O Coronel Francimar fez questão de nos mostrar tudo, a começar pelo local da tragédia. Diante daquele monte de ferros retorcidos que lembravam uma nesga do apocalipse, procurou nos esclarecer como se dera a explosão. Era, claro, a explicação técnica dos fatos. Atrás deles – sabíamos nós –, havia a longa história das deficiências e da falta de apoio governamental, que, ao longo de anos, levaram ao desastre como um lento rastro de pólvora.
O ponto a que tínhamos chegado
Daí que, no artigo, eu clamava: “Chegamos, como nunca antes, à hora da verdade.
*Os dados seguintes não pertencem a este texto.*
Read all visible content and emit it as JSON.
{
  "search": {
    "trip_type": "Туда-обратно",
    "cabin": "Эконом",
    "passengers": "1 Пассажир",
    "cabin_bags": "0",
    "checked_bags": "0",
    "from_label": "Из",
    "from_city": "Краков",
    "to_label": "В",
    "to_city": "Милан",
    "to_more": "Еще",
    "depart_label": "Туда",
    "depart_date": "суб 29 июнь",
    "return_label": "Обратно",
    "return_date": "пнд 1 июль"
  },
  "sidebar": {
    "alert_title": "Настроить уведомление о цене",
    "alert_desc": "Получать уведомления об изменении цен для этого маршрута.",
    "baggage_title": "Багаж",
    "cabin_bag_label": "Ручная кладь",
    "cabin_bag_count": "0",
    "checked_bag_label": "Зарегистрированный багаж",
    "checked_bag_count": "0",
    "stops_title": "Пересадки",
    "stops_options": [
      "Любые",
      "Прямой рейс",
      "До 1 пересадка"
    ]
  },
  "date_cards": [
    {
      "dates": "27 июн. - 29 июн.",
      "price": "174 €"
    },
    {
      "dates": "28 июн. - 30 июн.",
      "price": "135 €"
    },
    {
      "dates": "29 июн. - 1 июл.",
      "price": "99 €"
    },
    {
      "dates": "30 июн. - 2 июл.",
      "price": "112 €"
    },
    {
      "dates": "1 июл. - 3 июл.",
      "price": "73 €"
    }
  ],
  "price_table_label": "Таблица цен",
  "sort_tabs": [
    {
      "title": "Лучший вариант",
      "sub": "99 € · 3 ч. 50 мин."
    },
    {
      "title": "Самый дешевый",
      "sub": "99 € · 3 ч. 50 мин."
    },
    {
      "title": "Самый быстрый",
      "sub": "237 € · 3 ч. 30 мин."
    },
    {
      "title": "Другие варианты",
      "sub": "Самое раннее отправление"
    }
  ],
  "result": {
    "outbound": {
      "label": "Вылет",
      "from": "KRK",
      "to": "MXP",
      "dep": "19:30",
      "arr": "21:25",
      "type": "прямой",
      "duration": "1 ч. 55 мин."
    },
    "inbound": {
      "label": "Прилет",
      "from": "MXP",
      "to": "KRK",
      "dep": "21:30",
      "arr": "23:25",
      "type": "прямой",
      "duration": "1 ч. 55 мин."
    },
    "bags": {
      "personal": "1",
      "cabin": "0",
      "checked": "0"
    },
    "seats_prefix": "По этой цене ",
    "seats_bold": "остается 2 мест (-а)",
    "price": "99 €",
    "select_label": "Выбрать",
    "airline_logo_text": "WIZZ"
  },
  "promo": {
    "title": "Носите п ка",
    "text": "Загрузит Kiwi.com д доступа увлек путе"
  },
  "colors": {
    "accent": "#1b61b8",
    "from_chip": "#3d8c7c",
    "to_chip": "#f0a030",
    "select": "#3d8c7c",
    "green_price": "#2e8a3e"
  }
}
E ainda estamos nela, até inspirados no relatório sobre os resultados da investigação do terrível acidente. Tornou-se absolutamente imprescindível abrir à opinião pública a plenitude dos nossos problemas, deficiências e dificuldades. A realidade dói, mas é com ela que se constrói um novo rumo, mais seguro, mais produtivo e mais promissor, sem esquecer as conquistas do passado – muitas e fundamentais a seu tempo.”
E dizia mais:
“O que nos deixa aturdidos e perplexos é a complexidade dos problemas que cercam e atrasam o desenvolvimento do CLA, de valor incalculável no mundo de hoje.
“Pergunto-me quantos países se sentiriam felicíssimos se pudessem contar com uma base de lançamentos espaciais tão bem localizada e tão privilegiada quanto a de Alcântara. Muitos, com certeza, a começar por vários países avançados do Hemisfério Norte, com importantes atividades espaciais, mas com centros de lançamento que encarecem os voos.
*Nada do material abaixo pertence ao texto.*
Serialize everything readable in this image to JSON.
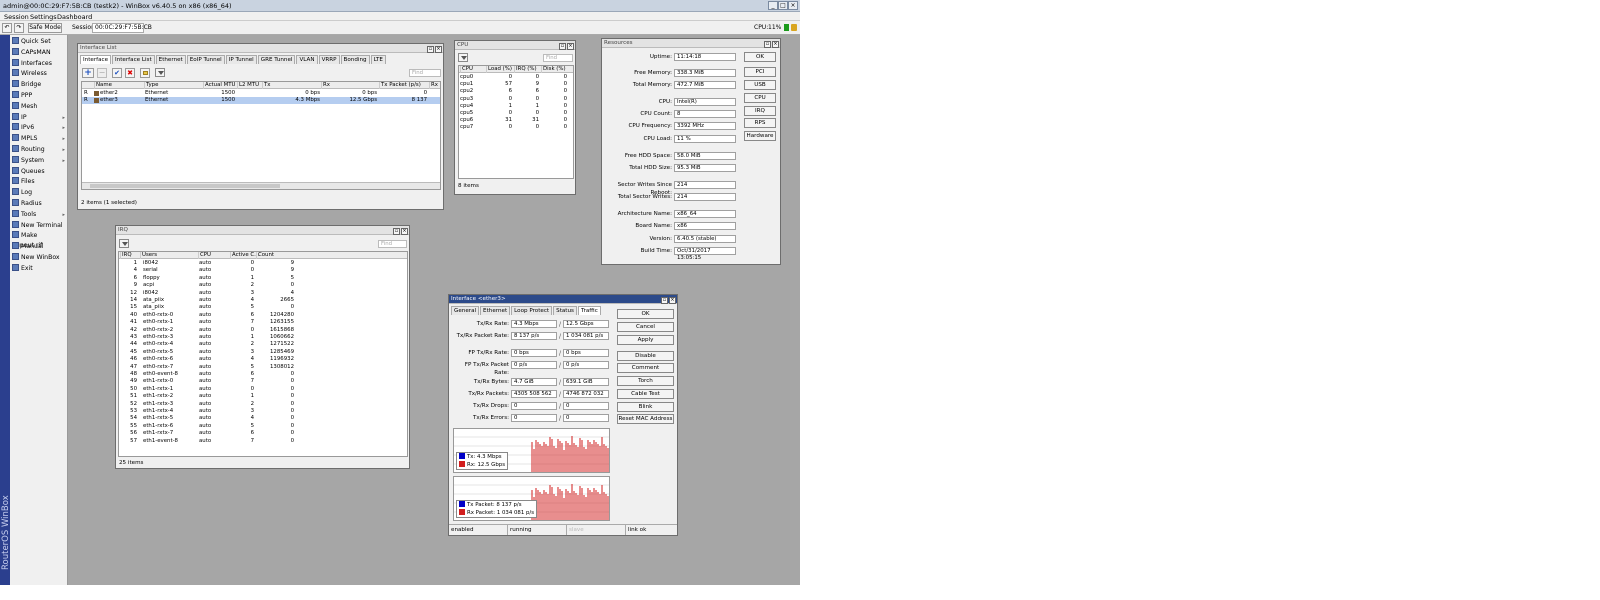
{
  "app": {
    "title": "admin@00:0C:29:F7:5B:CB (testk2) - WinBox v6.40.5 on x86 (x86_64)",
    "cpu_label": "CPU:",
    "cpu_value": "11%",
    "vertical_brand": "RouterOS WinBox"
  },
  "menu": {
    "session": "Session",
    "settings": "Settings",
    "dashboard": "Dashboard"
  },
  "toolbar": {
    "undo": "↶",
    "redo": "↷",
    "safe_mode": "Safe Mode",
    "session_label": "Session:",
    "session_value": "00:0C:29:F7:5B:CB"
  },
  "sidebar": {
    "items": [
      {
        "label": "Quick Set",
        "arrow": ""
      },
      {
        "label": "CAPsMAN",
        "arrow": ""
      },
      {
        "label": "Interfaces",
        "arrow": ""
      },
      {
        "label": "Wireless",
        "arrow": ""
      },
      {
        "label": "Bridge",
        "arrow": ""
      },
      {
        "label": "PPP",
        "arrow": ""
      },
      {
        "label": "Mesh",
        "arrow": ""
      },
      {
        "label": "IP",
        "arrow": "▸"
      },
      {
        "label": "IPv6",
        "arrow": "▸"
      },
      {
        "label": "MPLS",
        "arrow": "▸"
      },
      {
        "label": "Routing",
        "arrow": "▸"
      },
      {
        "label": "System",
        "arrow": "▸"
      },
      {
        "label": "Queues",
        "arrow": ""
      },
      {
        "label": "Files",
        "arrow": ""
      },
      {
        "label": "Log",
        "arrow": ""
      },
      {
        "label": "Radius",
        "arrow": ""
      },
      {
        "label": "Tools",
        "arrow": "▸"
      },
      {
        "label": "New Terminal",
        "arrow": ""
      },
      {
        "label": "Make Supout.rif",
        "arrow": ""
      },
      {
        "label": "Manual",
        "arrow": ""
      },
      {
        "label": "New WinBox",
        "arrow": ""
      },
      {
        "label": "Exit",
        "arrow": ""
      }
    ]
  },
  "iflist": {
    "title": "Interface List",
    "tabs": [
      "Interface",
      "Interface List",
      "Ethernet",
      "EoIP Tunnel",
      "IP Tunnel",
      "GRE Tunnel",
      "VLAN",
      "VRRP",
      "Bonding",
      "LTE"
    ],
    "find": "Find",
    "columns": [
      "Name",
      "Type",
      "Actual MTU",
      "L2 MTU",
      "Tx",
      "Rx",
      "Tx Packet (p/s)",
      "Rx"
    ],
    "rows": [
      {
        "flag": "R",
        "name": "ether2",
        "type": "Ethernet",
        "mtu": "1500",
        "l2mtu": "",
        "tx": "0 bps",
        "rx": "0 bps",
        "txp": "0"
      },
      {
        "flag": "R",
        "name": "ether3",
        "type": "Ethernet",
        "mtu": "1500",
        "l2mtu": "",
        "tx": "4.3 Mbps",
        "rx": "12.5 Gbps",
        "txp": "8 137"
      }
    ],
    "status": "2 items (1 selected)"
  },
  "cpu": {
    "title": "CPU",
    "find": "Find",
    "columns": [
      "CPU",
      "Load (%)",
      "IRQ (%)",
      "Disk (%)"
    ],
    "rows": [
      [
        "cpu0",
        "0",
        "0",
        "0"
      ],
      [
        "cpu1",
        "57",
        "9",
        "0"
      ],
      [
        "cpu2",
        "6",
        "6",
        "0"
      ],
      [
        "cpu3",
        "0",
        "0",
        "0"
      ],
      [
        "cpu4",
        "1",
        "1",
        "0"
      ],
      [
        "cpu5",
        "0",
        "0",
        "0"
      ],
      [
        "cpu6",
        "31",
        "31",
        "0"
      ],
      [
        "cpu7",
        "0",
        "0",
        "0"
      ]
    ],
    "status": "8 items"
  },
  "resources": {
    "title": "Resources",
    "fields": [
      {
        "label": "Uptime:",
        "value": "11:14:18"
      },
      {
        "label": "Free Memory:",
        "value": "338.3 MiB"
      },
      {
        "label": "Total Memory:",
        "value": "472.7 MiB"
      },
      {
        "label": "CPU:",
        "value": "Intel(R)"
      },
      {
        "label": "CPU Count:",
        "value": "8"
      },
      {
        "label": "CPU Frequency:",
        "value": "3392 MHz"
      },
      {
        "label": "CPU Load:",
        "value": "11 %"
      },
      {
        "label": "Free HDD Space:",
        "value": "58.0 MiB"
      },
      {
        "label": "Total HDD Size:",
        "value": "95.3 MiB"
      },
      {
        "label": "Sector Writes Since Reboot:",
        "value": "214"
      },
      {
        "label": "Total Sector Writes:",
        "value": "214"
      },
      {
        "label": "Architecture Name:",
        "value": "x86_64"
      },
      {
        "label": "Board Name:",
        "value": "x86"
      },
      {
        "label": "Version:",
        "value": "6.40.5 (stable)"
      },
      {
        "label": "Build Time:",
        "value": "Oct/31/2017 13:05:15"
      }
    ],
    "buttons": [
      "OK",
      "PCI",
      "USB",
      "CPU",
      "IRQ",
      "RPS",
      "Hardware"
    ]
  },
  "irq": {
    "title": "IRQ",
    "find": "Find",
    "columns": [
      "IRQ",
      "Users",
      "CPU",
      "Active C...",
      "Count"
    ],
    "rows": [
      [
        "1",
        "i8042",
        "auto",
        "0",
        "9"
      ],
      [
        "4",
        "serial",
        "auto",
        "0",
        "9"
      ],
      [
        "6",
        "floppy",
        "auto",
        "1",
        "5"
      ],
      [
        "9",
        "acpi",
        "auto",
        "2",
        "0"
      ],
      [
        "12",
        "i8042",
        "auto",
        "3",
        "4"
      ],
      [
        "14",
        "ata_piix",
        "auto",
        "4",
        "2665"
      ],
      [
        "15",
        "ata_piix",
        "auto",
        "5",
        "0"
      ],
      [
        "40",
        "eth0-rxtx-0",
        "auto",
        "6",
        "1204280"
      ],
      [
        "41",
        "eth0-rxtx-1",
        "auto",
        "7",
        "1263155"
      ],
      [
        "42",
        "eth0-rxtx-2",
        "auto",
        "0",
        "1615868"
      ],
      [
        "43",
        "eth0-rxtx-3",
        "auto",
        "1",
        "1060662"
      ],
      [
        "44",
        "eth0-rxtx-4",
        "auto",
        "2",
        "1271522"
      ],
      [
        "45",
        "eth0-rxtx-5",
        "auto",
        "3",
        "1285469"
      ],
      [
        "46",
        "eth0-rxtx-6",
        "auto",
        "4",
        "1196932"
      ],
      [
        "47",
        "eth0-rxtx-7",
        "auto",
        "5",
        "1308012"
      ],
      [
        "48",
        "eth0-event-8",
        "auto",
        "6",
        "0"
      ],
      [
        "49",
        "eth1-rxtx-0",
        "auto",
        "7",
        "0"
      ],
      [
        "50",
        "eth1-rxtx-1",
        "auto",
        "0",
        "0"
      ],
      [
        "51",
        "eth1-rxtx-2",
        "auto",
        "1",
        "0"
      ],
      [
        "52",
        "eth1-rxtx-3",
        "auto",
        "2",
        "0"
      ],
      [
        "53",
        "eth1-rxtx-4",
        "auto",
        "3",
        "0"
      ],
      [
        "54",
        "eth1-rxtx-5",
        "auto",
        "4",
        "0"
      ],
      [
        "55",
        "eth1-rxtx-6",
        "auto",
        "5",
        "0"
      ],
      [
        "56",
        "eth1-rxtx-7",
        "auto",
        "6",
        "0"
      ],
      [
        "57",
        "eth1-event-8",
        "auto",
        "7",
        "0"
      ]
    ],
    "status": "25 items"
  },
  "ifwin": {
    "title": "Interface <ether3>",
    "tabs": [
      "General",
      "Ethernet",
      "Loop Protect",
      "Status",
      "Traffic"
    ],
    "rows": [
      {
        "label": "Tx/Rx Rate:",
        "a": "4.3 Mbps",
        "b": "12.5 Gbps"
      },
      {
        "label": "Tx/Rx Packet Rate:",
        "a": "8 137 p/s",
        "b": "1 034 081 p/s"
      },
      {
        "label": "FP Tx/Rx Rate:",
        "a": "0 bps",
        "b": "0 bps"
      },
      {
        "label": "FP Tx/Rx Packet Rate:",
        "a": "0 p/s",
        "b": "0 p/s"
      },
      {
        "label": "Tx/Rx Bytes:",
        "a": "4.7 GiB",
        "b": "639.1 GiB"
      },
      {
        "label": "Tx/Rx Packets:",
        "a": "4305 508 562",
        "b": "4746 872 032"
      },
      {
        "label": "Tx/Rx Drops:",
        "a": "0",
        "b": "0"
      },
      {
        "label": "Tx/Rx Errors:",
        "a": "0",
        "b": "0"
      }
    ],
    "sep": "/",
    "buttons": [
      "OK",
      "Cancel",
      "Apply",
      "Disable",
      "Comment",
      "Torch",
      "Cable Test",
      "Blink",
      "Reset MAC Address"
    ],
    "legend1": {
      "tx": "Tx:   4.3 Mbps",
      "rx": "Rx:   12.5 Gbps"
    },
    "legend2": {
      "tx": "Tx Packet:  8 137 p/s",
      "rx": "Rx Packet:  1 034 081 p/s"
    },
    "status": [
      "enabled",
      "running",
      "slave",
      "link ok"
    ],
    "colors": {
      "tx": "#0000c8",
      "rx": "#d21e1e"
    }
  }
}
“O fato concreto e por todos os motivos lamentável é que o Centro de Alcântara, onde o país já investiu centenas de milhões de dólares, continua subutilizado. Tudo o que de bom já fizemos com ele, seguramente representa uma percentagem mínima do muito que poderíamos ter feito, se tivéssemos há mais tempo tentado, com mais determinação e conhecimento de causa, aproveitar seu imenso potencial.
“Mas não se trata de chorar o leite derramado. Sem ignorar os erros do passado, há que enfrentar o dia de hoje e de amanhã. O CLA está ali, esperando por nossas iniciativas, nosso dinamismo, nossa criatividade. Ele é denso de possibilidades. Tem tudo para ser um dos melhores, mais eficientes e mais seguros centros de lançamento do mundo. E pode ser também um grande centro de pesquisas científicas e tecnológicas, além de um grande centro formador de recursos humanas em área de ponta.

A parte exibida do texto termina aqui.